A pattern interrupted | 3 min read

Why you need to shake things up from the 9 to 5

Buenos Días, feliz domingo

I’m back from Mexico.

Thank you to the gap fillers last week. 

  • A connection from Justin contributed to the newsletter, a welcome gift. 

  • And to the new subscribers from West End Raccoon, thank you, welcome, and enjoy! 

The story

I’m back from a Mexican vacation with my wife’s family of 14: 8 adults and 6 kids ages 3 to 12. 

I take a long time to settle into vacation mode. This time was even harder.

A successful interview in the chaos of the airport lounge that went well enough I was tasked with a "45-minute" assignment that took three hours (they always do). Client emails, content approvals, and a strategy call with a startup. I was in Mexico, yet still at my desk, albeit a warmer one.

But Thursday, 3.5 days into the vacation, I felt it. It’s like a fog that rolls in when a pattern breaks. My mind stills. I stare at nothing. It clicks. It’s a natural drug akin to a couple of drinks and maybe a few adult gummies.

Off the merry-go-round.

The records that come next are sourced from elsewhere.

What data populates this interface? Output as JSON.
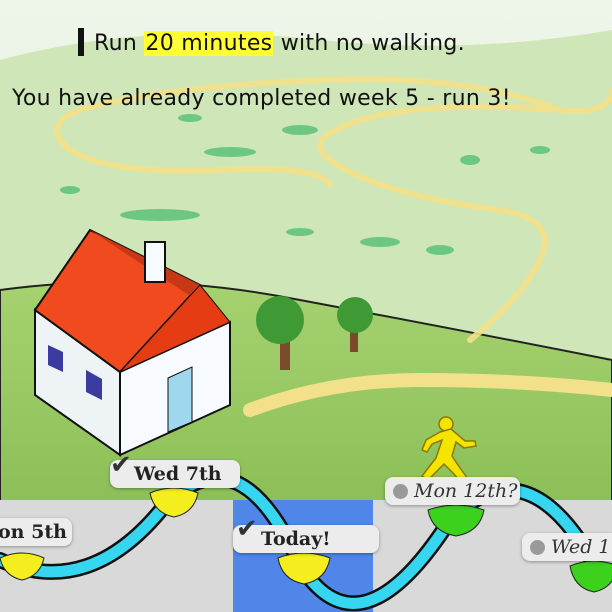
{
  "instruction": {
    "prefix": "Run ",
    "highlight": "20 minutes",
    "suffix": " with no walking."
  },
  "status": "You have already completed week 5 - run 3!",
  "timeline": {
    "days": [
      {
        "label": "on 5th",
        "state": "completed"
      },
      {
        "label": "Wed 7th",
        "state": "completed"
      },
      {
        "label": "Today!",
        "state": "today"
      },
      {
        "label": "Mon 12th?",
        "state": "future"
      },
      {
        "label": "Wed 1",
        "state": "future"
      }
    ]
  },
  "colors": {
    "sky": "#dfeeda",
    "hill": "#8fc25b",
    "path": "#f2e08a",
    "track": "#37d6f0",
    "today_column": "#4f86e8",
    "completed_node": "#f4ee1e",
    "future_node": "#3bd11c",
    "roof": "#f04a1e",
    "runner": "#f5e400"
  },
  "icons": {
    "house": "house-icon",
    "runner": "runner-icon",
    "tree": "tree-icon",
    "check": "check-icon"
  }
}
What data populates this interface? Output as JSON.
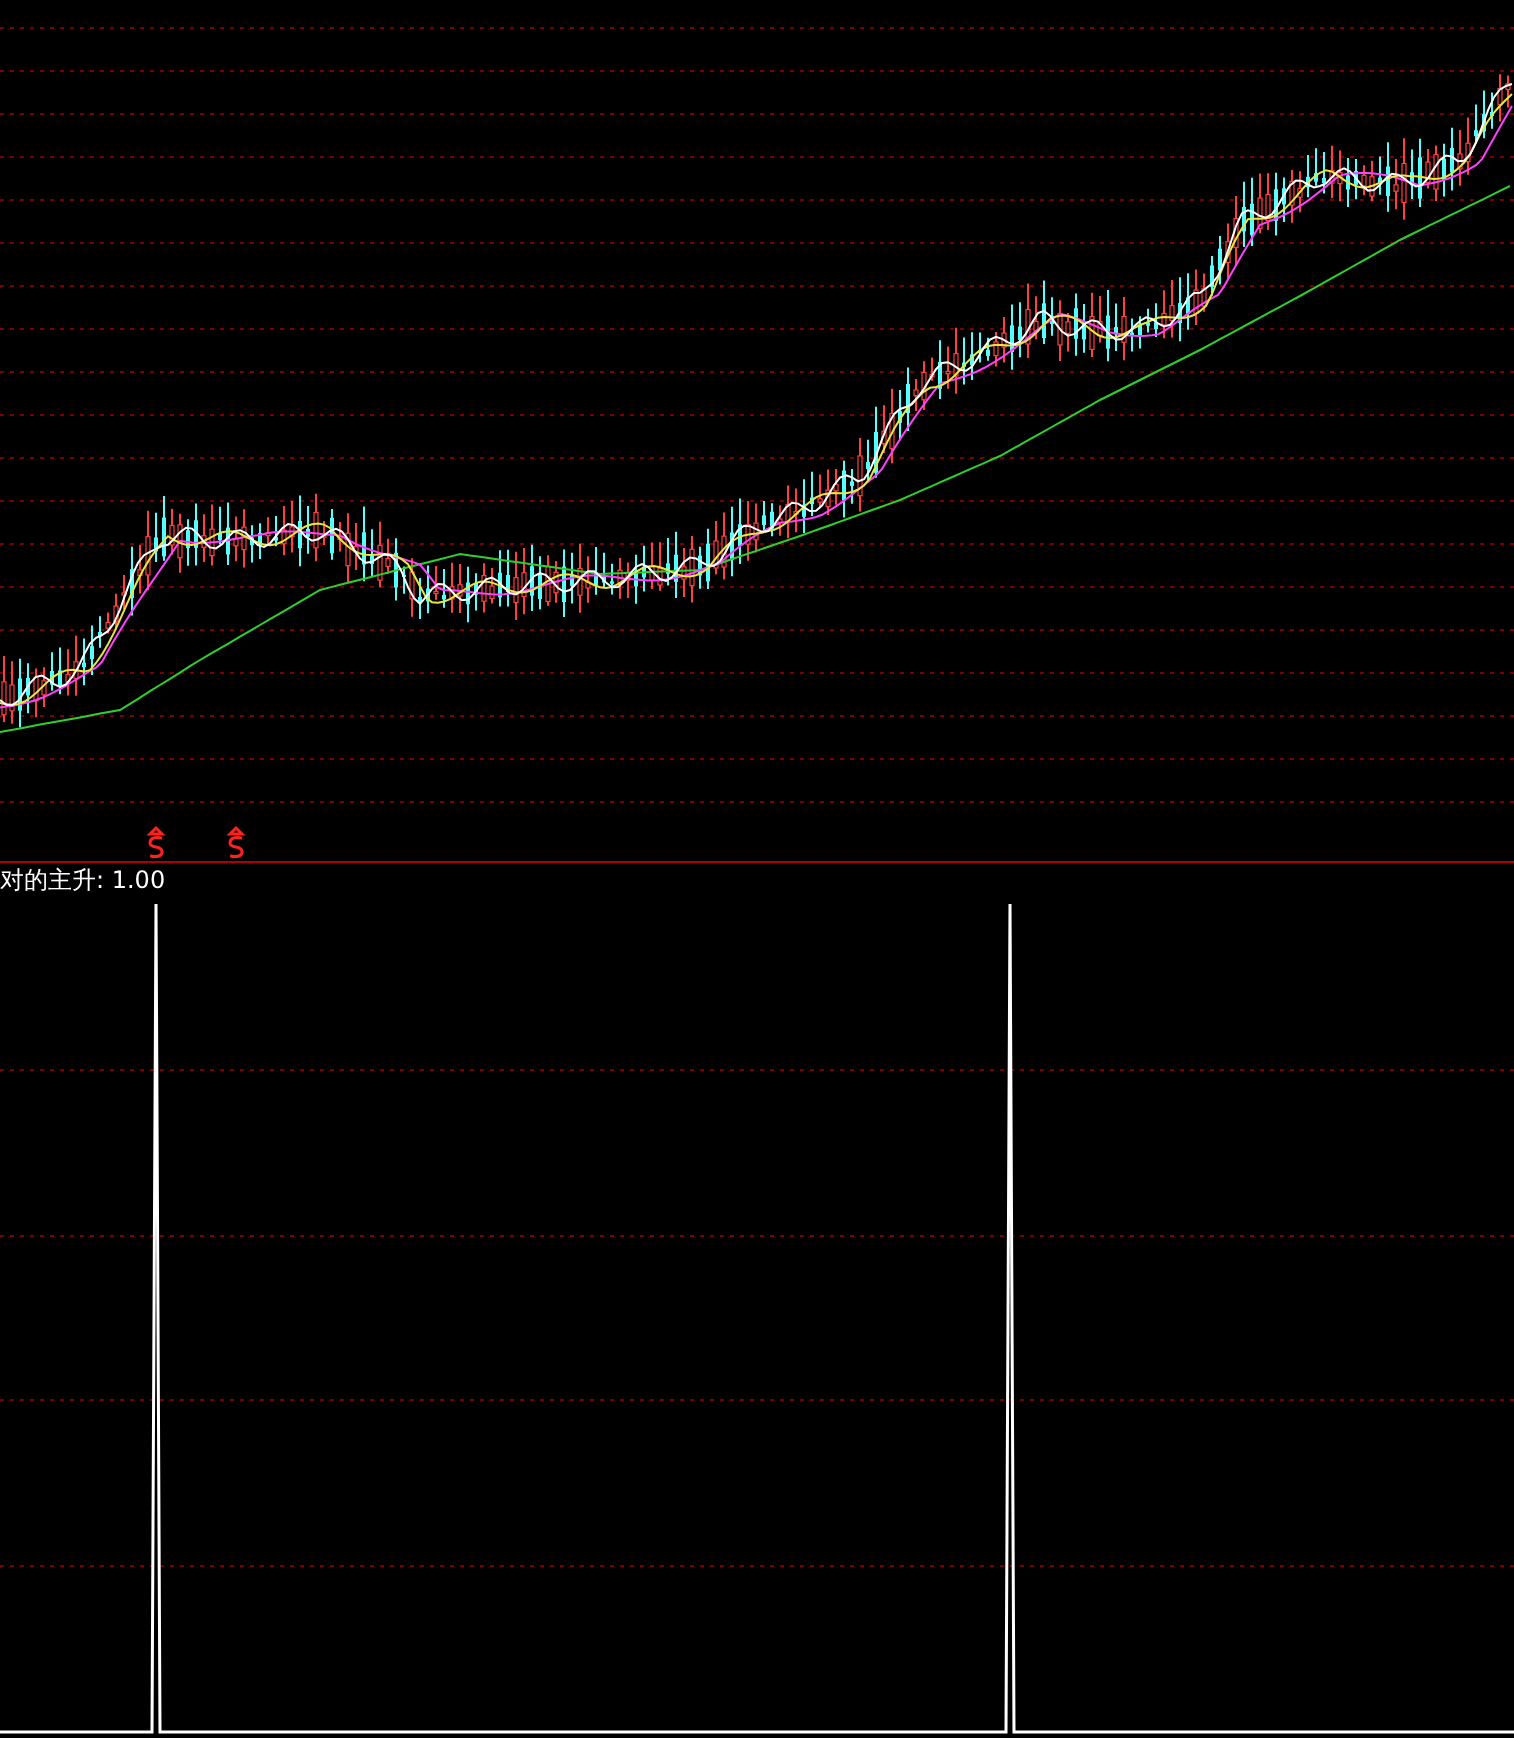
{
  "indicator": {
    "label": "对的主升: 1.00"
  }
}
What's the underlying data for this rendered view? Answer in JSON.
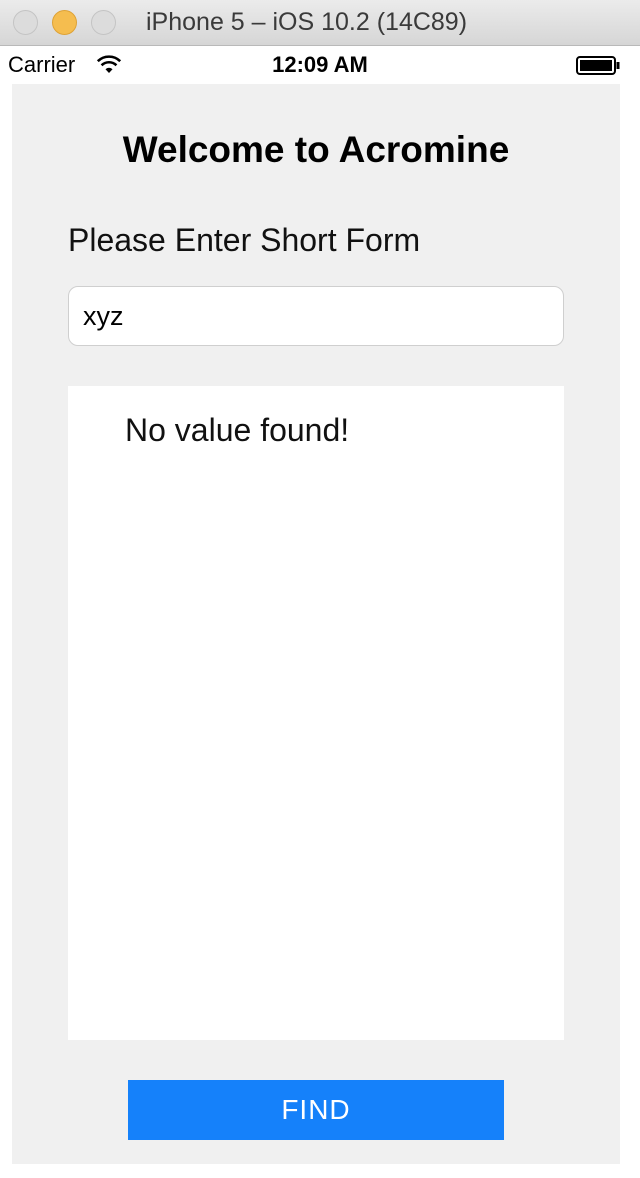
{
  "window": {
    "title": "iPhone 5 – iOS 10.2 (14C89)"
  },
  "status_bar": {
    "carrier": "Carrier",
    "time": "12:09 AM"
  },
  "app": {
    "title": "Welcome to Acromine",
    "prompt_label": "Please Enter Short Form",
    "input_value": "xyz",
    "result_text": "No value found!",
    "find_button_label": "FIND"
  },
  "colors": {
    "accent_button": "#1581fa",
    "screen_background": "#f0f0f0"
  }
}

I stumble, find my feet, step forward.

Here's what's actually happening in that moment: Our brains have a self-preservation trick called habituation. Repeat a pattern long enough, and it stops registering it entirely. 

The alarm. The commute. The inbox. The routine isn't just boring; it becomes invisible. Your brain simply stops paying attention. Ever drive a long straight road and forget what you’ve been doing for the last 20 minutes? How did I not crash?

Then, suddenly, a break. New stimuli:  a new place, a new rhythm, even a new sport, they all wake the brain back up, releasing dopamine, and slowing down time. That foggy feeling I felt, science says that's our nervous systems blinking back to life after a long, uninterrupted sleep.

The irony is we're told to want the opposite. 

Optimize the routine, refine it. Achieve peak efficiency where the cogs whir, well-greased, perfectly timed.

Sleep > Wake > Workout > Work > Repeat. Macro, micro nutrients. Anti-aging. Vitamins. Cold plunges. 

And there I was, on vacation, on my laptop, while my kids looked back at me, wondering where their dad was.

One week, in one year, in many. And I was laser-focused on the work.

After I hit send on that last assignment, something settled. Work shouldn't take up so much of a life, because when work isn't good, it creeps into my life, seeping into other areas. Yet, work is a small subset of a life well lived — we've written about it before, in the wheel of life and starting with the end in mind. Justin wrote about it

We spend just under 25% of our time working, but our identities, our lives,  are so much more.

It doesn't have to be a week in Mexico, just something new — something that interrupts the pattern, wakes the brain up, and hands you back the other 75%. Justin told us how to make magic happen at that time.

I played pickleball. I walked through poor neighbourhoods and rich tourist traps, and along the beach in the sand. I discovered these new moments because I was, my brain was, on vacation. 

Pebble: Take this to your boss

Roughly 66% of American workers want European-style extended PTO. In Canada, many would trade salary for more time off. The US remains the only advanced economy with no federal law mandating paid vacation, while the EU minimum is 20 days.

The usual argument against it: productivity tanks, GDP shrinks, civilization crumbles.

Not only is that nonsense — it's non-sense.

Unused vacation days already cost the US economy over $230 billion in lost consumer spending. More leisure time likely means more spent on leisure. Maybe people work longer, more willingly, instead of white-knuckling it to 65 so they can finally sit still in Florida, bored out of their minds.

The French are still productive on the rare occasions they're not on holiday. German cars are still everywhere, despite six weeks of annual leave.

The counter-argument assumes an economy runs like a machine: if it sits idle, it loses value. But an economy is a complex system, and complex systems don't work that way. As Rory Sutherland, creative strategist at Ogilvy, puts it: "Machines don't allow for magic. But complex systems do."

The challenge:

You don't need a flight. You don't need a week.

Pick one thing this week that isn't on your list, isn't optimized, and isn't something you've done in a while. Go to a museum you've driven past a hundred times. Walk into an art gallery with no agenda. Book a dinner with someone you've been meaning to call for two years (you know exactly who I'm talking about). See a movie by yourself, no compromises on what's playing.

Small counts. Weird counts. Solo counts.

Let your brain blink back to life.

That foggy, still, staring-into-nothing moment? That's not laziness. That's the 75% reminding you it exists.